1928-2024
Addio a Lino Jannuzzi
Il calore e l’intuito, i fatti e le passioni, le ossessioni civili. Ecco perché era un caso unico
Silvia mi ha detto ieri della polmonite di Lino Jannuzzi, che gli è stata fatale a novantasei anni, oggi e lo ha portato via a lei, a Chantal, a Francesco e alla dolce Mariolina. Ho passato il pomeriggio a ascoltare la sua voce, dodici, quindici anni fa, a Radio Radicale, e ho provato una fortissima emozione. Parlava del truce delitto giudiziario che fu il processo per l’assassinio di Paolo Borsellino, parlava della grottesca procedura d’accusa sulla trattativa stato-mafia, parlava dell’orrore dello stragismo corleonese e del tentativo in parte riuscito di aggredire e distruggere la classe dirigente italiana e una sfilza di generali e funzionari con imputazioni risibili e temerarie.
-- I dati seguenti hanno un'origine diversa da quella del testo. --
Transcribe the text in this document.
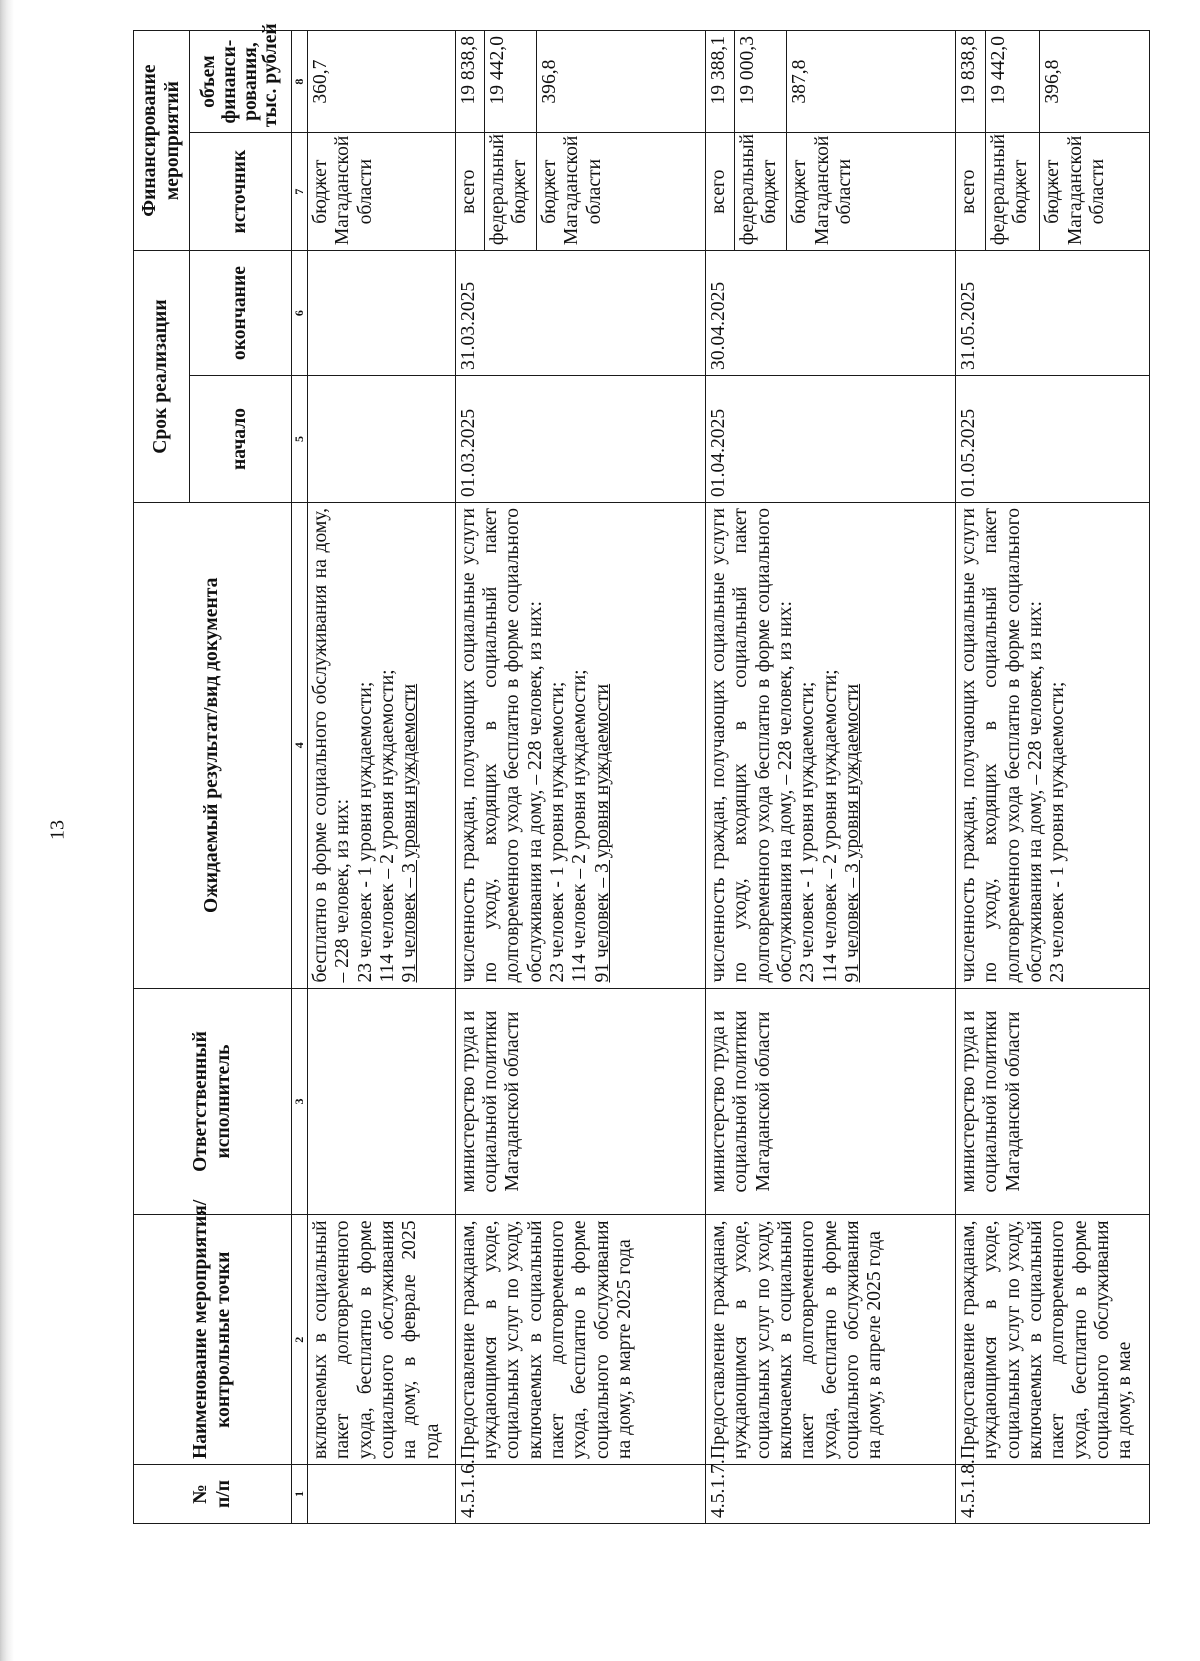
13
№
п/п	Наименование мероприятия/
контрольные точки	Ответственный
исполнитель	Ожидаемый результат/вид документа	Срок реализации		Финансирование
мероприятий	
				начало	окончание	источник	объем
финанси-
рования,
тыс. рублей
1	2	3	4	5	6	7	8
	включаемых в социальный пакет долговременного ухода, бесплатно в форме социального обслуживания на дому, в феврале 2025 года		бесплатно в форме социального обслуживания на дому, – 228 человек, из них: 23 человек - 1 уровня нуждаемости; 114 человек – 2 уровня нуждаемости; 91 человек – 3 уровня нуждаемости			бюджет Магаданской области	360,7
4.5.1.6.	Предоставление гражданам, нуждающимся в уходе, социальных услуг по уходу, включаемых в социальный пакет долговременного ухода, бесплатно в форме социального обслуживания на дому, в марте 2025 года	министерство труда и социальной политики Магаданской области	численность граждан, получающих социальные услуги по уходу, входящих в социальный пакет долговременного ухода бесплатно в форме социального обслуживания на дому, – 228 человек, из них: 23 человек - 1 уровня нуждаемости; 114 человек – 2 уровня нуждаемости; 91 человек – 3 уровня нуждаемости	01.03.2025	31.03.2025	всего	19 838,8
						федеральный бюджет	19 442,0
						бюджет Магаданской области	396,8
4.5.1.7.	Предоставление гражданам, нуждающимся в уходе, социальных услуг по уходу, включаемых в социальный пакет долговременного ухода, бесплатно в форме социального обслуживания на дому, в апреле 2025 года	министерство труда и социальной политики Магаданской области	численность граждан, получающих социальные услуги по уходу, входящих в социальный пакет долговременного ухода бесплатно в форме социального обслуживания на дому, – 228 человек, из них: 23 человек - 1 уровня нуждаемости; 114 человек – 2 уровня нуждаемости; 91 человек – 3 уровня нуждаемости	01.04.2025	30.04.2025	всего	19 388,1
						федеральный бюджет	19 000,3
						бюджет Магаданской области	387,8
4.5.1.8.	Предоставление гражданам, нуждающимся в уходе, социальных услуг по уходу, включаемых в социальный пакет долговременного ухода, бесплатно в форме социального обслуживания на дому, в мае	министерство труда и социальной политики Магаданской области	численность граждан, получающих социальные услуги по уходу, входящих в социальный пакет долговременного ухода бесплатно в форме социального обслуживания на дому, – 228 человек, из них: 23 человек - 1 уровня нуждаемости;	01.05.2025	31.05.2025	всего	19 838,8
						федеральный бюджет	19 442,0
						бюджет Магаданской области	396,8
Una rassegna piena di calore e intuito e fatti delle sue passioni e ossessioni civili.
Ho pensato che in rarissimi casi, e forse quello di Lino è un caso unico, il movimento dell’intelligenza, lo spirito di avventura intellettuale e morale, il rischio della fantasia, il gusto sciasciano della letteratura come civiltà, stendhaliano nello stile e volterriano nell’ispirazione, hanno prodotto un effetto trascinante di verità e una ribellione così forte contro la stupidità.
Lino Jannuzzi era proprio una persona generosa, dava un meglio di sé che non era mai il primeggiare narcisista, era l’ironia, lo spirito caustico, il gusto della memoria, l’interpretazione della storia anche quando la storia andava sferzata e battuta come Machiavelli predicava della Fortuna, e reimmaginata con un talento che non ha eredi. Addio Lino.